Magazine article Journal of Commercial Lending

A Rose by Any Other Name

Magazine article Journal of Commercial Lending

A Rose by Any Other Name

Article excerpt

The emergence of electronic commerce means that brand identity will become an imperative for competitive differentiation among financial services providers. Bankers have long believed that a bank's name and image were of intrinsic value in communicating quality, style, and soundness. This belief is one of the reasons that they have been loath to give up local names in mergers. Brand identity becomes even more important as financial services move from local to regional to international distribution. Moreover, in a world in which financial services are megabytes on the Internet or pictures in virtual reality, brand identifiers become the signposts of quality that lead customers and prospects to individual electronic banks. Without strong brand identification, tomorrow's bank will be just another commodity provider in the new world of electronic commerce.

Why Brand?

The importance of brand identification is already demonstrated by products and services in which the bank's brand name has become secondary to a common service mark. For example, if consumers are asked what credit cards they have, they typically reply that they carry VISA, MasterCard, or American Express. They rarely reply with the name of their provider--except, perhaps, for affinity cards on which a well-known logo or brand appears. Credit cards have become generic names, like Kleenex. For American Express, this doesn't matter because the brand identity is wholly its own. But for banks that are issuers of MasterCard or VISA, their identity is fading fast, if it is not already gone. Shared automatic teller machine networks present a similar, although less advanced, example. In this case, banks have become more keenly insistent on preserving their own names as well as the common identifier of the network.

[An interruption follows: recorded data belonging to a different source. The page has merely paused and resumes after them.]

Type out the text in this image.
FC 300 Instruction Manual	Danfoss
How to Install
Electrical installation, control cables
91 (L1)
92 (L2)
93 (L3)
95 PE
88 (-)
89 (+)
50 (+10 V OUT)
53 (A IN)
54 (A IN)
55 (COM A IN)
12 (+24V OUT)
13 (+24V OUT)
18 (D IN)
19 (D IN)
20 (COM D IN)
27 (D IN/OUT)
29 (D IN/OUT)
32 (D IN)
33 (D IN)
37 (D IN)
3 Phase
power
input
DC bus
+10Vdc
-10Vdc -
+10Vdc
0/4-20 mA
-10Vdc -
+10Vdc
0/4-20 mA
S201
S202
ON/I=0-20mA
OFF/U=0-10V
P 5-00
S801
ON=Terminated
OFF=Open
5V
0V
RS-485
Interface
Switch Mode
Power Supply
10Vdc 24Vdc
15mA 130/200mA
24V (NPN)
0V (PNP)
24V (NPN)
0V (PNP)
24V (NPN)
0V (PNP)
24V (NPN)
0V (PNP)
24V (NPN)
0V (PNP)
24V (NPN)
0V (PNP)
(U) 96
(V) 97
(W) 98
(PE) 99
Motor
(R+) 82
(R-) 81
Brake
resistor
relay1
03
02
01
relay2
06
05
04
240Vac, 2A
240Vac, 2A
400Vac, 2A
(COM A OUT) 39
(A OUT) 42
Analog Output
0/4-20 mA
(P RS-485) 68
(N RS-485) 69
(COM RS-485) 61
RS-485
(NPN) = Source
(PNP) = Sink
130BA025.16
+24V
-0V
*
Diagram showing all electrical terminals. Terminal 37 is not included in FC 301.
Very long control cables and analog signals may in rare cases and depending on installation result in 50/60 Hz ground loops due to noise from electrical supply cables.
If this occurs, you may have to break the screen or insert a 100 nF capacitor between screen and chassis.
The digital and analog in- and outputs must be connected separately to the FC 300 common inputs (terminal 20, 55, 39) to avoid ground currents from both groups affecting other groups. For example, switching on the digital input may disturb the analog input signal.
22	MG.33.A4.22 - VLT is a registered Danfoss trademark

Similarly, the invaluable role of branding can be seen whenever providers need to differentiate a commodity in order to demonstrate the value added and to get a better price. Sunkist oranges. Chiquita bananas. And surely, we are all in awe of Frank Perdue's prodigious feat in creating brand value for his marigold-fed chickens. In every case, the commodity must have identifiable, superior qualities--taste, color, ripeness, and the like--that can be branded. Even an invented quality, such as a mouth. wash's superior ability to "eliminate halitosis" can become distinguishing.

By and large, financial services are commodities. While they can be differentiated by product superiority, for example, single statement or cash management accounts, even these products are readily copied. Bankers like to think of differentiation in terms of quality of service, people, or information content. All of these are significant standard competitive dimensions--the "musts" in financial services competition.

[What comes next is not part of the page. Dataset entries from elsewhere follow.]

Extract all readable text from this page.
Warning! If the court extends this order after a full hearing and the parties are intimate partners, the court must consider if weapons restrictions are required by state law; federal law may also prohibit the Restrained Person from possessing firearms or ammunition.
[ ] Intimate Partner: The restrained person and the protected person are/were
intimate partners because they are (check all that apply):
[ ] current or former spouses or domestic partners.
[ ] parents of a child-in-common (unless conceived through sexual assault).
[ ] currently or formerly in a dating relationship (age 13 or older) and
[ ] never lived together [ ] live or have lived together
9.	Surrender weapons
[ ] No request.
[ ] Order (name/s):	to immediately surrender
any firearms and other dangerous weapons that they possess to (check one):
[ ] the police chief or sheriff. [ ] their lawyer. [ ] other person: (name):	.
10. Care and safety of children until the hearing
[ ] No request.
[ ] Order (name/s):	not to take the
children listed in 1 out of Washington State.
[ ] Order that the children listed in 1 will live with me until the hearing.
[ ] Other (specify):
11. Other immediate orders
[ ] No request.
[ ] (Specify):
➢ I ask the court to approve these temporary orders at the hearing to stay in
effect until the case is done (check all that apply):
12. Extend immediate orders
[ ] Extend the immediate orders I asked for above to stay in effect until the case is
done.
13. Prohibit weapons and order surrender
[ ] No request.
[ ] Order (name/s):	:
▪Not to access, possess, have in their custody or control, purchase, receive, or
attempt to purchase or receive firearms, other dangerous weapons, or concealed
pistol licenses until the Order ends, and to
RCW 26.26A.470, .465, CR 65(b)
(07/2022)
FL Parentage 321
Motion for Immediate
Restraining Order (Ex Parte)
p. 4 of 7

Packaged goods merchandisers convey product values through a combination of advertising, brand umbrella, and, very often, free samples. But it is very difficult to offer banking prospects a free sample of customer service. There are ways to accomplish this, but most of the differentiation of financial services is in a promise--better yield, information, or service--that the customer must sign up to get. Free samples in customer service come during the sales process: how easy it is to do business (most typically in getting a loan, for example, by phone or home visits for mortgages) and the persuasiveness of an investment manager's demeanor.